Mężczyzna zginął pod kołami pociągu. To już trzecia ofiara w ciągu miesiąca!

Trwa czarna seria wypadków na zabrzańskim odcinku regionalnej trasy kolejowej. Po południu doszło do kolejnej w odstępie kilku tygodni, tragedii.

Według wstępnych ustaleń, mężczyzna przechodził przez tory w niedozwolonym miejscu, w rejonie ulic Sobieskiego i Armii Krajowej. Wpadł pod pociąg kursujący pomiędzy Częstochową a Gliwicami. Na miejscu pracuje ekipa dochodzeniowa. Ruch pociągów jest wstrzymany.
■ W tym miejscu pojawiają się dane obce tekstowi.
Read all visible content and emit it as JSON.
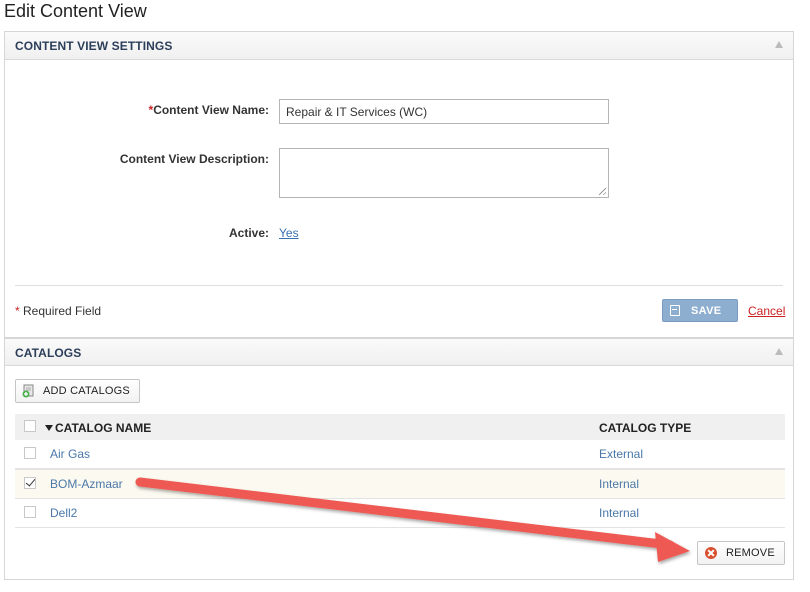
{
  "page": {
    "title": "Edit Content View"
  },
  "settings_panel": {
    "title": "CONTENT VIEW SETTINGS",
    "required_star": "*",
    "name_label": "Content View Name:",
    "name_value": "Repair & IT Services (WC)",
    "description_label": "Content View Description:",
    "description_value": "",
    "active_label": "Active:",
    "active_value": "Yes",
    "required_note_star": "*",
    "required_note": " Required Field",
    "save_label": "SAVE",
    "cancel_label": "Cancel"
  },
  "catalogs_panel": {
    "title": "CATALOGS",
    "add_button_label": "ADD CATALOGS",
    "columns": {
      "name": "CATALOG NAME",
      "type": "CATALOG TYPE"
    },
    "rows": [
      {
        "name": "Air Gas",
        "type": "External",
        "checked": false
      },
      {
        "name": "BOM-Azmaar",
        "type": "Internal",
        "checked": true
      },
      {
        "name": "Dell2",
        "type": "Internal",
        "checked": false
      }
    ],
    "remove_button_label": "REMOVE"
  },
  "colors": {
    "header_text": "#2c3e5a",
    "link": "#4a77a8",
    "save_button": "#8eaed0",
    "cancel": "#cc2222",
    "annotation_arrow": "#ee5a52",
    "remove_icon": "#d9502f"
  }
}
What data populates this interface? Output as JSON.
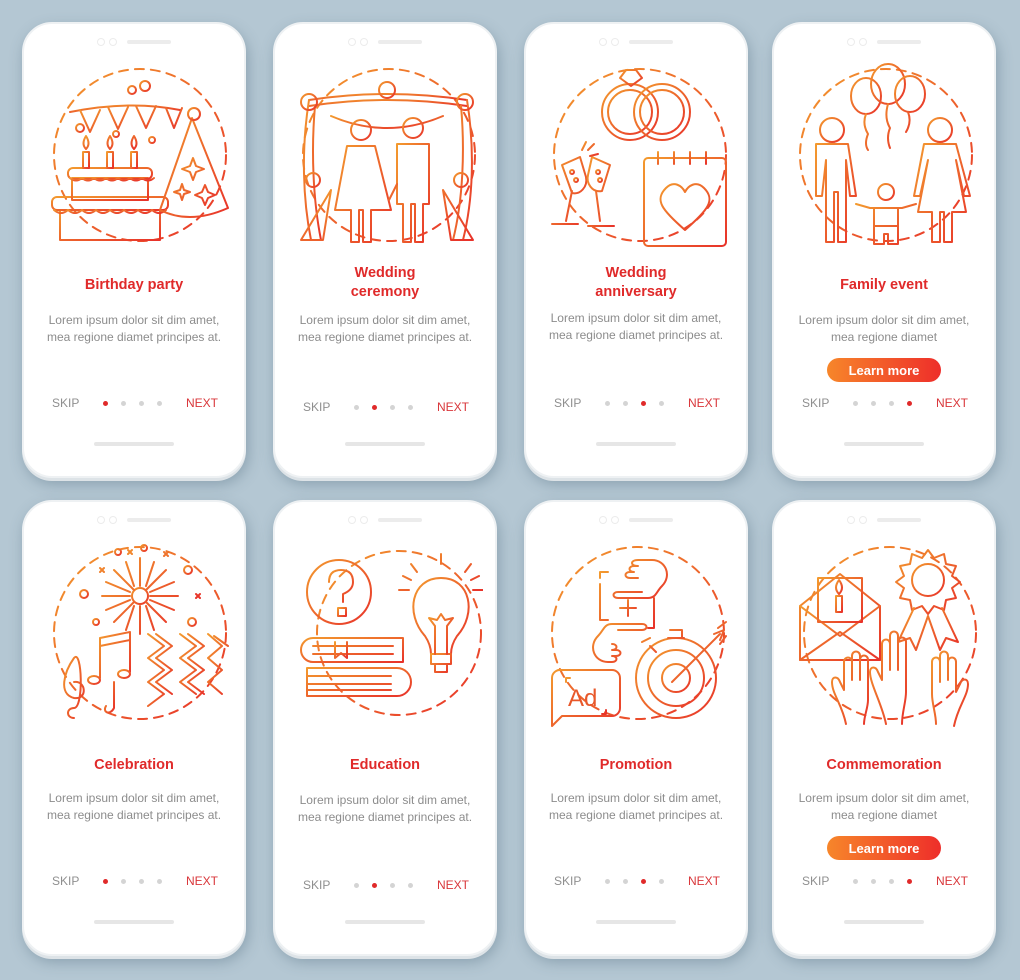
{
  "colors": {
    "background": "#b4c7d3",
    "accent_red": "#e02a2a",
    "gradient_start": "#f7862a",
    "gradient_end": "#ee2e2a",
    "body_text": "#8c8c8c",
    "dot_inactive": "#d4d4d4"
  },
  "screens": [
    {
      "title": "Birthday party",
      "body": "Lorem ipsum dolor sit dim amet, mea regione diamet principes at.",
      "icon": "birthday-cake-icon",
      "skip": "SKIP",
      "next": "NEXT",
      "active_page": 1,
      "total_pages": 4,
      "learn_more": null
    },
    {
      "title": "Wedding ceremony",
      "body": "Lorem ipsum dolor sit dim amet, mea regione diamet principes at.",
      "icon": "wedding-couple-icon",
      "skip": "SKIP",
      "next": "NEXT",
      "active_page": 2,
      "total_pages": 4,
      "learn_more": null
    },
    {
      "title": "Wedding anniversary",
      "body": "Lorem ipsum dolor sit dim amet, mea regione diamet principes at.",
      "icon": "rings-calendar-icon",
      "skip": "SKIP",
      "next": "NEXT",
      "active_page": 3,
      "total_pages": 4,
      "learn_more": null
    },
    {
      "title": "Family event",
      "body": "Lorem ipsum dolor sit dim amet, mea regione diamet",
      "icon": "family-balloons-icon",
      "skip": "SKIP",
      "next": "NEXT",
      "active_page": 4,
      "total_pages": 4,
      "learn_more": "Learn more"
    },
    {
      "title": "Celebration",
      "body": "Lorem ipsum dolor sit dim amet, mea regione diamet principes at.",
      "icon": "fireworks-music-icon",
      "skip": "SKIP",
      "next": "NEXT",
      "active_page": 1,
      "total_pages": 4,
      "learn_more": null
    },
    {
      "title": "Education",
      "body": "Lorem ipsum dolor sit dim amet, mea regione diamet principes at.",
      "icon": "books-lightbulb-icon",
      "skip": "SKIP",
      "next": "NEXT",
      "active_page": 2,
      "total_pages": 4,
      "learn_more": null
    },
    {
      "title": "Promotion",
      "body": "Lorem ipsum dolor sit dim amet, mea regione diamet principes at.",
      "icon": "ad-target-icon",
      "ad_label": "Ad",
      "skip": "SKIP",
      "next": "NEXT",
      "active_page": 3,
      "total_pages": 4,
      "learn_more": null
    },
    {
      "title": "Commemoration",
      "body": "Lorem ipsum dolor sit dim amet, mea regione diamet",
      "icon": "award-hands-icon",
      "skip": "SKIP",
      "next": "NEXT",
      "active_page": 4,
      "total_pages": 4,
      "learn_more": "Learn more"
    }
  ]
}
Warto przypomnieć, że to nie jedyne podobne zdarzenie, do jakiego doszło w Zabrzu od początku wakacji.

Dokładnie 3 lipca, na wysokości ulicy Webera, pociąg potrącił rodzinę – ojca i dwie córki – ośmioletnią i sześcioletnią. Młodsze dziecko wskutek odniesionych obrażeń, zmarło w Górnośląskim Centrum Zdrowia Dziecka i Matki w Katowicach. Śledztwo w tej sprawie prowadzi zabrzańska prokuratura. Jak na razie, nikt nie usłyszał zarzutów.

Kilka dni później w rejonie parku Powstańców Śląskich zginął 41-letni mężczyzna. Popełnił samobójstwo. W liście pożegnalnym napisał, że powodem tej dramatycznej decyzji były problemy rodzinne.